Take a pound of crawfish tails. Best if they're fresh and just shelled, but realistically you'll probably use frozen: be sure they're thawed before you start. If your grocery store doesn't have even frozen crawfish tails, buy the manager a drink and explain the facts of life to him. Or move. Your call. But you live in the hell of your own making.
OR you can use a pound of shelled shrimp.
OR you can use a pound of lump crabmeat.
OR a pound of oysters.
Some poor souls have even used a pound of lean quartered chicken-breast.
Cook one pound of pasta, any sort you like. Rotelli is best as it hangs on to more sauce. Thicker is better, and spaghetti, while probably already in your cupboard, doesn't give the surface area for the sauce to cling to.
Drain the pasta, rinse in cold water, drain it again. Set it aside.
Melt a pound of butter in a LARGE saucepan (I'd use my pasta pot) over a medium heat.

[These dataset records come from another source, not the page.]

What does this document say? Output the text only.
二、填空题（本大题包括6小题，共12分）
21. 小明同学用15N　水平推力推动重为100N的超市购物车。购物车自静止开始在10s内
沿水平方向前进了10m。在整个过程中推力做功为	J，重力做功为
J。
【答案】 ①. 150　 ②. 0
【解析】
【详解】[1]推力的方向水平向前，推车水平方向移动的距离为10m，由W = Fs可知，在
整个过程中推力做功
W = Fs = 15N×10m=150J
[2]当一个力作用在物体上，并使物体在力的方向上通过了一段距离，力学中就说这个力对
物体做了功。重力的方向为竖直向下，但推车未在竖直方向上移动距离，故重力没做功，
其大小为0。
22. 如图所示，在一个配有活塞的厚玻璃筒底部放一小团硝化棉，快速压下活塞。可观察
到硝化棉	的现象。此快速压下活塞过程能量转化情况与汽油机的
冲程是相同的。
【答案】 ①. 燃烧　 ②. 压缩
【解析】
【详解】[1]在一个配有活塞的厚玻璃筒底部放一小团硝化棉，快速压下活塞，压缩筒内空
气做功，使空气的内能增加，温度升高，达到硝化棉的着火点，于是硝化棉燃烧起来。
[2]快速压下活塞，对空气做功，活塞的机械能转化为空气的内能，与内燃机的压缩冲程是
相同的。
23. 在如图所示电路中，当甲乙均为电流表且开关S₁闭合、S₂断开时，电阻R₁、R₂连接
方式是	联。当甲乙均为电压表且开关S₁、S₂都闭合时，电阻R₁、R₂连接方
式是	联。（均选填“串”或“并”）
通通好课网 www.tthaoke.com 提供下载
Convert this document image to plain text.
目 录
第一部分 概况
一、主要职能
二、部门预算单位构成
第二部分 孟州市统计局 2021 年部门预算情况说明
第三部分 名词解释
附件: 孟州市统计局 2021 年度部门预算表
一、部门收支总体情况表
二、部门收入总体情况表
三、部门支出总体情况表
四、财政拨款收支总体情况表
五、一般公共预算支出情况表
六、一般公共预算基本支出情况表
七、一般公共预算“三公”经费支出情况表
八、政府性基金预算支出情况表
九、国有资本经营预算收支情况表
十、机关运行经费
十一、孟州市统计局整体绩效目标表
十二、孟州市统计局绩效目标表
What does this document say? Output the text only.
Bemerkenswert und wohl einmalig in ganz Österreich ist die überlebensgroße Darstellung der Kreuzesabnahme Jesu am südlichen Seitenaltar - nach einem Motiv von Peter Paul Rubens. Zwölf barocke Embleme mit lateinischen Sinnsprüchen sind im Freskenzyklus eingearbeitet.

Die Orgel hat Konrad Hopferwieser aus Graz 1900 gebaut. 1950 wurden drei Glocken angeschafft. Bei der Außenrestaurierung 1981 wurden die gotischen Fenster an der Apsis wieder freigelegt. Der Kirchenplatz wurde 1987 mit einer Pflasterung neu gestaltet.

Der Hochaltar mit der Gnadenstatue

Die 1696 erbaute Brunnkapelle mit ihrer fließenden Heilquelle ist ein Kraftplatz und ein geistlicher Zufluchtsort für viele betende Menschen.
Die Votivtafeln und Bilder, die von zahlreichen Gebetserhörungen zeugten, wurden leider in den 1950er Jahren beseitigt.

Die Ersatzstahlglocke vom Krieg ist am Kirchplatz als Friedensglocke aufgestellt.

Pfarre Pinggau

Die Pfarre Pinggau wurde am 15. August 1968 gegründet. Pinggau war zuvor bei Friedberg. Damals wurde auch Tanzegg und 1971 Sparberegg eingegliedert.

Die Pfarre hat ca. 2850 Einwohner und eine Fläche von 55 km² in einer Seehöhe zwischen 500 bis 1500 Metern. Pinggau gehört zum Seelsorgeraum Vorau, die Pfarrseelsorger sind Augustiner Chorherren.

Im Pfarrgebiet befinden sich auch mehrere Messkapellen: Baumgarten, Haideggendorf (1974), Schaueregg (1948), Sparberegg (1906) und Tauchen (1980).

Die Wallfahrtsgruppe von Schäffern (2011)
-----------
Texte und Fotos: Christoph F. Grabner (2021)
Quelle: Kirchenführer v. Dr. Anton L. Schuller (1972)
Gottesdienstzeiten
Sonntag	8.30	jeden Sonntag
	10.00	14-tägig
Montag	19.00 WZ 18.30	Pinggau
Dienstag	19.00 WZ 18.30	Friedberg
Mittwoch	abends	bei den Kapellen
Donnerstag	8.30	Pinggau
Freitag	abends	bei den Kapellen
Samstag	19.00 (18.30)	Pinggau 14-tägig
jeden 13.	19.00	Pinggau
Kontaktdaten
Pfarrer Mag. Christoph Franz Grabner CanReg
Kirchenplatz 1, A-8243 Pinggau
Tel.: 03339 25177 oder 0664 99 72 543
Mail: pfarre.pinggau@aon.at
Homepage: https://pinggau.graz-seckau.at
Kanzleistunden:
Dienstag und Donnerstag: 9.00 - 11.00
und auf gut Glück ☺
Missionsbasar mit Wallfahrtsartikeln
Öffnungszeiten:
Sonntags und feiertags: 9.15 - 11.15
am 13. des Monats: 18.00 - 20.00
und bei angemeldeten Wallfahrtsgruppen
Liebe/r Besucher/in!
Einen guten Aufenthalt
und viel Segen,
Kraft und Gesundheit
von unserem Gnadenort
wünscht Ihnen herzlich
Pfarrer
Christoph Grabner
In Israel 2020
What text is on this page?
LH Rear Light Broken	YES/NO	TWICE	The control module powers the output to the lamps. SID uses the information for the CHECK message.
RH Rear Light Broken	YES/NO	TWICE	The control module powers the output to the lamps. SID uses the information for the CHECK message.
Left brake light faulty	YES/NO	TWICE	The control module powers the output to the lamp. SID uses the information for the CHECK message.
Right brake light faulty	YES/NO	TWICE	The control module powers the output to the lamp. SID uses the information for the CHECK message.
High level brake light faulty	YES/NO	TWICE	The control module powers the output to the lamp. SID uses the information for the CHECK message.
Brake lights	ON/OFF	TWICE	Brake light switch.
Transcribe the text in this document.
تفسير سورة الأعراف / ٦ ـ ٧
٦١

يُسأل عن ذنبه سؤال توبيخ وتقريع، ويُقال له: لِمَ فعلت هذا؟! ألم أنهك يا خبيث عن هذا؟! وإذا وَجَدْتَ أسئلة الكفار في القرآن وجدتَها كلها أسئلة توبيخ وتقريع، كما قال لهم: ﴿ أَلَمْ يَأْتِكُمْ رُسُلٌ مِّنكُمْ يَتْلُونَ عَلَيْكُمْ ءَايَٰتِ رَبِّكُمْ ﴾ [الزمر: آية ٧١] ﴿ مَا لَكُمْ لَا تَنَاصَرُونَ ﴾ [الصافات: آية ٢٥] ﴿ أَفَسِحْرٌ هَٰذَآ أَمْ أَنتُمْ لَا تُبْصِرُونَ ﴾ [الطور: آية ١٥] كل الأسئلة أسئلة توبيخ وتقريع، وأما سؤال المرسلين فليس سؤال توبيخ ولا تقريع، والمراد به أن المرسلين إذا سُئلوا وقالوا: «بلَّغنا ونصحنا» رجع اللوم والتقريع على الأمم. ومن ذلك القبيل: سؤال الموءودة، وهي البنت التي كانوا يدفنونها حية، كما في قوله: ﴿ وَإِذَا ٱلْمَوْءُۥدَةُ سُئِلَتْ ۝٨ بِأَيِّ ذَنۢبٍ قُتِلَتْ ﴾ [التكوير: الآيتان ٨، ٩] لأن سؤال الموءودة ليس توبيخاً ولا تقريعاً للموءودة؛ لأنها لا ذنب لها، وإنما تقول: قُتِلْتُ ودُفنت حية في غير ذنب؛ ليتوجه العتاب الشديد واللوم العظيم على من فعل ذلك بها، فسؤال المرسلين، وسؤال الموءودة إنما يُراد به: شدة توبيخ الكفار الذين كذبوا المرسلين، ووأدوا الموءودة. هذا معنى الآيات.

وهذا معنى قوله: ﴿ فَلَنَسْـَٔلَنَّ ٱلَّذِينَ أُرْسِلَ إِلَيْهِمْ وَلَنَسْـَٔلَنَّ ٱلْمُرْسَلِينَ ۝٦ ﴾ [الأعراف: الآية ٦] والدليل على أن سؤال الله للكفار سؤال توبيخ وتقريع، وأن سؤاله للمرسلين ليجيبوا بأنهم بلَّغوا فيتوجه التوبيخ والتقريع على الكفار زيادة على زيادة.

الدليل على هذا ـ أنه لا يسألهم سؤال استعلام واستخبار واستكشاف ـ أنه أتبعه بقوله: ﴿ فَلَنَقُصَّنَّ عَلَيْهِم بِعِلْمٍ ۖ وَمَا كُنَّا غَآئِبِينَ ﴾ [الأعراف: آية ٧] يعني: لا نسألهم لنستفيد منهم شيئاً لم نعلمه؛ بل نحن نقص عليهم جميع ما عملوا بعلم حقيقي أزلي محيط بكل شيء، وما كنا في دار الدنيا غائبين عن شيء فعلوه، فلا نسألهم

("Wait, wait," you are saying. "A whole pound of butter? Isn't that... bad for you or something?" Hush, hush, my child. It's about to get worse. Do not use margarine. There is a special place in the underworld for those who use margarine.)
Sautée six cloves of garlic and a big bunch of chopped green onions in that butter until they're soft. Keep stirring it: it should only take about three minutes.
Add the seafood or cubed chicken. Sautée for two or three minutes.
Add a pint of half-and-half. (I told you it was going to get worse. Tomorrow you can eat Granola all day if it makes you feel better.)
Add a few pinches of Tony Chachere's Creole Seasoning. This is very much to taste, but stir in a couple of pinches and sample before adding more. You want to avoid it getting too salty and aim for a nicely balanced, flavorful creaminess. But the greater sin would be leaving it too bland.
Five minutes, ten at the most: cook until thickened. I tend to stir it a lot, but that's just me.
Add the pasta, blend it well, and let it warm over a very low heat for a few minutes.
Top it off with some fresh-grated Parmesan cheese (not that hideous stuff in green tubes). Serve it up at once with a stiff chilled white wine, french bread (and don't be shy about sopping up all that sauce), and the business card of a good heart surgeon.


Reader Comments (4)
Natalie Merchant STILL has it going on....Love her.
All I had growing up were the radio stations out of Wichita, so I didn't meet Natalie until I found In My Tribe, in college. Tigerlily came out the year I had my first baby and at a time in my life when I'd fallen into sort of a thankful-God-redeems-me-'cause-I'm-no-good-on-my-own philosophy. Singing along with Wonder felt almost subversive, and damn good.
Years ago a coworker told me that he imagined my singing voice to sound like Natalie Merchant's. It's the closest I've ever been to actually being able to sing. I do like her style but could do without the crayfish. We collected some from a local creek years ago and my son took them on as pets and even named them. When someone mentioned "they eat crayfish in Louisiana," my son promptly punished the state by eating the little puzzle piece in our US Map puzzle so we could never get it back. Yeah, that'll show 'em.
Helen said:
I'd sell everything but my children to be able to sing like Natalie Merchant.